Novigrad isn't actually "big", but the main thing is that it doesn't *feel* small. Bethesda has never been able to do that, but I give them the benefit of the doubt in the past because of technology limitations.

But it's hard for me to give them that benefit these days.
Novigrad is great. Its crowded, there's shit going on, the districts all feel incredibly distinct, and even has actual sewers to crawl though.

TBH its probably the districts. The poorfags live in crowded squalor, there's a somewhat distinct middle-class area between them and the rich, and the rich live really fucking well. Oh, and like all cities the really poor poorfags are forced outside the city walls and to beg the guards for entry. Unlike most other cities though, each of the districts are big enough that they don't feel like they were place cookie-cutter style, but instead the transition between the rich areas to poor areas or vice versa feels entirely natural.
 
I don't remember the narrative surrounding Skyrim was when Dawnguard came out but it looks like it was shat out extremely quickly.
Most of the talk around Skyrim's first DLC is it was halfway made in the final hours of development, continuing on once the game went gold. I don't think the opinion has really changed. With how werewolf was a thing again but vampire was barebones, it just sort of struck a lot as withheld or at least planned during development. The actual DLC itself mostly feels relatively low effort using textures from vanilla and a seemingly small amount of new anything.

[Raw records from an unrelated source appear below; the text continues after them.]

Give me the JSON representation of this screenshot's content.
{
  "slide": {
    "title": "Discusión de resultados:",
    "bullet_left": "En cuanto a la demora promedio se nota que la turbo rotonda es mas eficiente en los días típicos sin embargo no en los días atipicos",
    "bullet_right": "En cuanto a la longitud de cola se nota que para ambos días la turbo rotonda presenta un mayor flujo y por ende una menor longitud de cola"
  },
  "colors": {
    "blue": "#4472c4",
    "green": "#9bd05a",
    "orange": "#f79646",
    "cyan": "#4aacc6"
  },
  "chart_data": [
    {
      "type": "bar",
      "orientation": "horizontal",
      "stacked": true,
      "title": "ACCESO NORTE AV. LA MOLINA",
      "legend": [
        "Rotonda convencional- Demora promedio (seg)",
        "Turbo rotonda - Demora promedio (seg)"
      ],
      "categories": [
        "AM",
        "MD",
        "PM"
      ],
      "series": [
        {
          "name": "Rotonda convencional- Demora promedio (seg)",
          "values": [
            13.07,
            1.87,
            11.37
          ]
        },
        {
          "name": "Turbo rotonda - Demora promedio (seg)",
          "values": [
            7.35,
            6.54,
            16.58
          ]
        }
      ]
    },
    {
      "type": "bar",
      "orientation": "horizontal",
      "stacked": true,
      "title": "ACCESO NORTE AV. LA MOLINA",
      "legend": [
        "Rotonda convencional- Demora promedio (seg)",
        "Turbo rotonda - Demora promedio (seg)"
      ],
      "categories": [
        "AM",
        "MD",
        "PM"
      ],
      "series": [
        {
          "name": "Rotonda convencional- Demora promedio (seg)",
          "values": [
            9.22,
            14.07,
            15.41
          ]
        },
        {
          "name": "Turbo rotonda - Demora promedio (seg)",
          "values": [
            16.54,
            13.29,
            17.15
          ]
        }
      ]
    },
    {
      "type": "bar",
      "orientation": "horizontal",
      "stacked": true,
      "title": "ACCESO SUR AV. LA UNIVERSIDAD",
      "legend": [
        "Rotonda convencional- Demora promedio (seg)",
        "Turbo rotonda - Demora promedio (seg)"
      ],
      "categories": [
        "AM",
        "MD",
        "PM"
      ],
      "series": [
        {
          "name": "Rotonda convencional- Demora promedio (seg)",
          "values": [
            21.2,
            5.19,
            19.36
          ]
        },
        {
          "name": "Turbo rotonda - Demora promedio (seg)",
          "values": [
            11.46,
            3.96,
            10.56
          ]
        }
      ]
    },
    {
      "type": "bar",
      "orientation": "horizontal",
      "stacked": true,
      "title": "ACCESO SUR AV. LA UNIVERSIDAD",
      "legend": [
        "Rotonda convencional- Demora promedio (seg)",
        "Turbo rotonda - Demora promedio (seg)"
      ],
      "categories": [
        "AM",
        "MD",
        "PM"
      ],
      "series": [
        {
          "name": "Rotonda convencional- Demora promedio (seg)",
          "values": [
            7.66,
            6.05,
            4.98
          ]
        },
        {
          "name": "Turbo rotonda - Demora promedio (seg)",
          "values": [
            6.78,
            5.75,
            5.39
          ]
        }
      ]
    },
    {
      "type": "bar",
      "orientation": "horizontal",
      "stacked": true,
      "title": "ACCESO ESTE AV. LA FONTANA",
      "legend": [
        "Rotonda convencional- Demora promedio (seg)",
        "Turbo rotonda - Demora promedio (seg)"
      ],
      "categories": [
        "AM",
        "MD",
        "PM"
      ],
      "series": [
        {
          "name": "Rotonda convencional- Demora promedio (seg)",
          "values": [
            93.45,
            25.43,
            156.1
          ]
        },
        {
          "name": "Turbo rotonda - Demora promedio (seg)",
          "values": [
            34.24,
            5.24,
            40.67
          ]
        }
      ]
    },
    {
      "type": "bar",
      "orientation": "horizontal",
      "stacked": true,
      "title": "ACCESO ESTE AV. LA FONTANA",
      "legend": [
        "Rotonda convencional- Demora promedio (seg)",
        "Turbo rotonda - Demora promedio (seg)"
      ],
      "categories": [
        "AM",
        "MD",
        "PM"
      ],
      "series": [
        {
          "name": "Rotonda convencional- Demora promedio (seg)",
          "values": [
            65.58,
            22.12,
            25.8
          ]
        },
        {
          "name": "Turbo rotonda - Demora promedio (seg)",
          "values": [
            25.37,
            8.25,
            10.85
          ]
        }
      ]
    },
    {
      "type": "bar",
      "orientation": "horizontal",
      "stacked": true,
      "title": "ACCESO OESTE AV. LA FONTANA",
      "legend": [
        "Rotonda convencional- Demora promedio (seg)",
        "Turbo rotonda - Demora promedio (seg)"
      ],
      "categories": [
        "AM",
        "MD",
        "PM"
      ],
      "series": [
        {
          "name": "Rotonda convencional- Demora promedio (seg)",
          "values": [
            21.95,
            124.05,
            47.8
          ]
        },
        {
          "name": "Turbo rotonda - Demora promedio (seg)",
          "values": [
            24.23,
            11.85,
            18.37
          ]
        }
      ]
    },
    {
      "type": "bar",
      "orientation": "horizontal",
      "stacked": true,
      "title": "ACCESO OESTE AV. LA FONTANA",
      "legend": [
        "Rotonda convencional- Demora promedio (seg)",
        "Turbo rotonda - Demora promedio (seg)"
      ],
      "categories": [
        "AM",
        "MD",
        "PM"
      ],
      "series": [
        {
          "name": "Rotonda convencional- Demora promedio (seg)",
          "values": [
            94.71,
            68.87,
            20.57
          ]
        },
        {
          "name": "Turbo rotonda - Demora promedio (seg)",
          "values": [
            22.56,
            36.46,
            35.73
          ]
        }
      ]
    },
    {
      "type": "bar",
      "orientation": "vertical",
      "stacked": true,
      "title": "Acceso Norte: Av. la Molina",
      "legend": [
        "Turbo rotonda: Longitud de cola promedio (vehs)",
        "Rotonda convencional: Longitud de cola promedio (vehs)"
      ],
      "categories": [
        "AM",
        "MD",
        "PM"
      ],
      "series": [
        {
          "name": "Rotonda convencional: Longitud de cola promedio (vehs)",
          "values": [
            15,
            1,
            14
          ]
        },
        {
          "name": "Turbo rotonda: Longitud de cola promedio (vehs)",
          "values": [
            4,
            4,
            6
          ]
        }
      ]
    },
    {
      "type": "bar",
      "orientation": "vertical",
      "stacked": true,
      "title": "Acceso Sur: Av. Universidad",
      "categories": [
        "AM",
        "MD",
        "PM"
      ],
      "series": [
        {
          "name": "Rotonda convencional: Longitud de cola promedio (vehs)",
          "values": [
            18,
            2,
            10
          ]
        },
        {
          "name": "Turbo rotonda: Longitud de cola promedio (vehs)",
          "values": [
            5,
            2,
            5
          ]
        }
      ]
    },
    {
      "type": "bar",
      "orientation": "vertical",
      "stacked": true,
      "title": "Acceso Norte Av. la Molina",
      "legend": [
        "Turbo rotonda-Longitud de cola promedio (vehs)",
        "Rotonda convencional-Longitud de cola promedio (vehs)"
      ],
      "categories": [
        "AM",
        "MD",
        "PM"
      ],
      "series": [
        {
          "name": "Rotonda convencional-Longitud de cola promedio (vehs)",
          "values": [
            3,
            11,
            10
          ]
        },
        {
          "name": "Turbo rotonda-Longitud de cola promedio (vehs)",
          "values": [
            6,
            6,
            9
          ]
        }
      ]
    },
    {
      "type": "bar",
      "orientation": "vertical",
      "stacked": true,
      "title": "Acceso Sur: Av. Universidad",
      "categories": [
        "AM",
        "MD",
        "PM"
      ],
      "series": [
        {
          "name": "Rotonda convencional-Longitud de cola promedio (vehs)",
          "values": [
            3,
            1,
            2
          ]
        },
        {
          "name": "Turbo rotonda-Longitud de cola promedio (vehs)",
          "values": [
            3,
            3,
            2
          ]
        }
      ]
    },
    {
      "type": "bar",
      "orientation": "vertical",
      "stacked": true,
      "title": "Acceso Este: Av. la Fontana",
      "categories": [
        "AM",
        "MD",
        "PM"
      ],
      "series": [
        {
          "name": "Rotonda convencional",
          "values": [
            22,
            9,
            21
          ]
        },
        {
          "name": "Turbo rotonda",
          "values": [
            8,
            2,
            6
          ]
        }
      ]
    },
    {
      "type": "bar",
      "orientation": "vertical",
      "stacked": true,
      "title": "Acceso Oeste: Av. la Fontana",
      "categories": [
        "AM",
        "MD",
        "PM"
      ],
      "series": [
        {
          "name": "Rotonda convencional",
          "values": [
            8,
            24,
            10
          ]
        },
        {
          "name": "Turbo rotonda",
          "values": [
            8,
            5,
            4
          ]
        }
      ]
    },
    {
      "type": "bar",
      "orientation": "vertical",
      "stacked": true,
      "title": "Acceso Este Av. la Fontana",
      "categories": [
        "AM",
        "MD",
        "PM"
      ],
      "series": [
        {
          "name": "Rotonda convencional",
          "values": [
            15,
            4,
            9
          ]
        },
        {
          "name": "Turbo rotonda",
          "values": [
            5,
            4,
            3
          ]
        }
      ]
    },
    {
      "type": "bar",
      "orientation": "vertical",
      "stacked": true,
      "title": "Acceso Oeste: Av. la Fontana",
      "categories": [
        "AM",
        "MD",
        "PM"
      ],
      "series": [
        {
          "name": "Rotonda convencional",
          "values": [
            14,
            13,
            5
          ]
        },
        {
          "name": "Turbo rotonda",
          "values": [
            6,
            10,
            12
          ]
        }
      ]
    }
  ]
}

No one thought of Dawnguard as "saving Skyrim". It was mostly thought of as a complete game and the DLC just being something new to do, if boring. Dragonborn was seen as the one that improved the core a bit and was "new" despite it mostly being memberberries.
 
Has Starfield changed or affirmed anyone's expectations for Elder Scrolls 6?
Starfield did nothing to change my expectation. Current year already made me believe they'll go full WE WUZ KANGZ with some added slavery garbage where the returned dwemer or the thalmor are enslaving the redguards. Unlike everywhere else in Tamriel, Hammerfell will be strangely homogenous.
All the women will be ugly as sin (more than usual), and sword singing will be ridiculously overpowered. No improvements when it comes to gameplay.